Former credit union accountant convicted of embezzlement

A former credit union employee faces jail time. (Source: Shutterstock)

U.S. District Court Judge William H. Orrick in San Francisco sentenced former Redwood Credit Union accounting director Stephanie Simontacchi to 29 months in federal prison on Thursday.

Simontacchi stole $437,162 from the Santa Rosa, Calif.-based financial cooperative from April 2016 to April 2019. Prior to joining RCU, Simontacchi worked as an accountant and assistant controller at Cavallo Point Lodge, a hotel near Sausalito, in California, where she also embezzled $384,363 from December 2009 to April 2016, according to federal prosecutors.

His scheme was to use RCU members’ cashier’s checks that were supposed to be voided, checks issued to RCU by his cashier’s check seller for processing, checks issued to RCU by the States Department of Treasury United to reimburse the credit union for the damaged currency. it replaced for its members, and checks issued to RCU by the State of California for sales tax refunds.

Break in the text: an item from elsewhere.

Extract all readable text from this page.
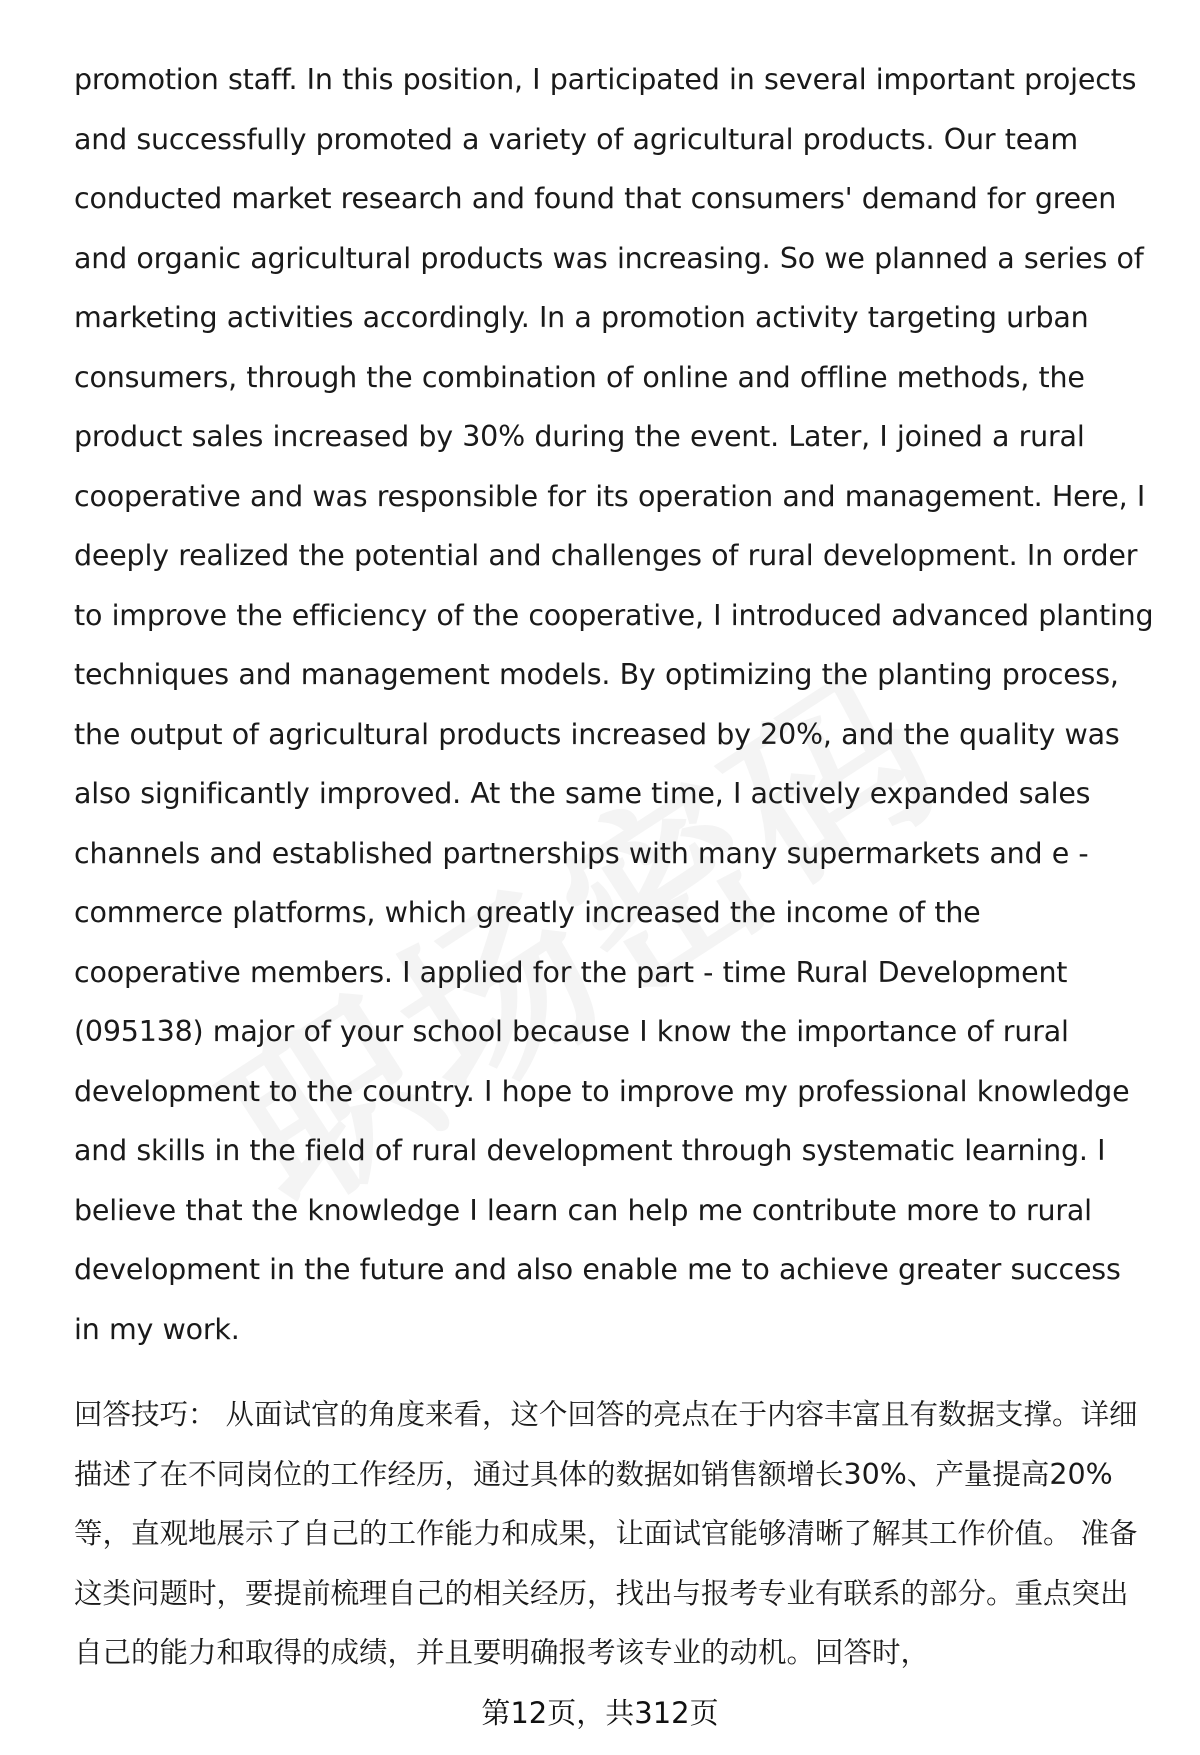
promotion staff. In this position, I participated in several important projects and successfully promoted a variety of agricultural products. Our team conducted market research and found that consumers' demand for green and organic agricultural products was increasing. So we planned a series of marketing activities accordingly. In a promotion activity targeting urban consumers, through the combination of online and offline methods, the product sales increased by 30% during the event. Later, I joined a rural cooperative and was responsible for its operation and management. Here, I deeply realized the potential and challenges of rural development. In order to improve the efficiency of the cooperative, I introduced advanced planting techniques and management models. By optimizing the planting process, the output of agricultural products increased by 20%, and the quality was also significantly improved. At the same time, I actively expanded sales channels and established partnerships with many supermarkets and e - commerce platforms, which greatly increased the income of the cooperative members. I applied for the part - time Rural Development (095138) major of your school because I know the importance of rural development to the country. I hope to improve my professional knowledge and skills in the field of rural development through systematic learning. I believe that the knowledge I learn can help me contribute more to rural development in the future and also enable me to achieve greater success in my work.

回答技巧： 从面试官的角度来看，这个回答的亮点在于内容丰富且有数据支撑。详细描述了在不同岗位的工作经历，通过具体的数据如销售额增长30%、产量提高20%等，直观地展示了自己的工作能力和成果，让面试官能够清晰了解其工作价值。 准备这类问题时，要提前梳理自己的相关经历，找出与报考专业有联系的部分。重点突出自己的能力和取得的成绩，并且要明确报考该专业的动机。回答时，

第12页，共312页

Simontacchi then changed the names of the payees of these checks by printing a new name – in particular, the names of his personal banks or that of a family member – and pasted the new payee names on the names of the payees of ‘origin. She then deposited the checks into her personal bank or credit card accounts. She also sent emails to RCU’s cashier’s check salesman to cover his tracks when discrepancies emerged.

RCU said it discovered the fraud in 2019 and quickly reported it to the police. No losses were suffered by RCU members due to the fraudulent activity, and the credit union said it has further strengthened its systems and processes to prevent future incidents of this nature.

Simontacchi pleaded guilty in February to one count of bank fraud, one count of embezzlement and embezzlement of credit union funds and one count of tax evasion.

In court documents, she wrote to Judge Orrick: “I understand that I have failed very much in the face of the frustrations of my own life. My failures as a professional and personal individual will always be an embarrassment to me and this scar will follow me throughout my adult life. I may not be able to change the past, but I am taking steps to do better in the future.

When confronted in 2019 by RCU over the fraud, she admitted her conduct, returned $206,991 she hadn’t spent and hatched a plan to repay the money, court documents show. . She agreed to a settlement with CUMIS Insurance, paid $80,000 and paid $1,000 a month thereafter. She received a foot injury settlement of $122,590 which she was prepared to return immediately and will be paid for restitution as soon as the parties finalize a proposed restitution order, Simontacchi’s attorney said in court documents.

His attorney added that Simontacchi’s crimes were caused, in part, because his judgment was hampered by drug addiction and unresolved mental health issues.

“She got sober and, through trial and error, found her way to compulsive theft therapy that helped her resolve her underlying issues,” her attorney wrote in court documents. “The story that led to her mental health issues and addiction does not excuse her serious and unlawful conduct, but it does provide a map showing how an otherwise hardworking, generous and loving mother and daughter who focused their lives about caring for others could have come to such a disastrous destination and why such behavior is unlikely to happen again.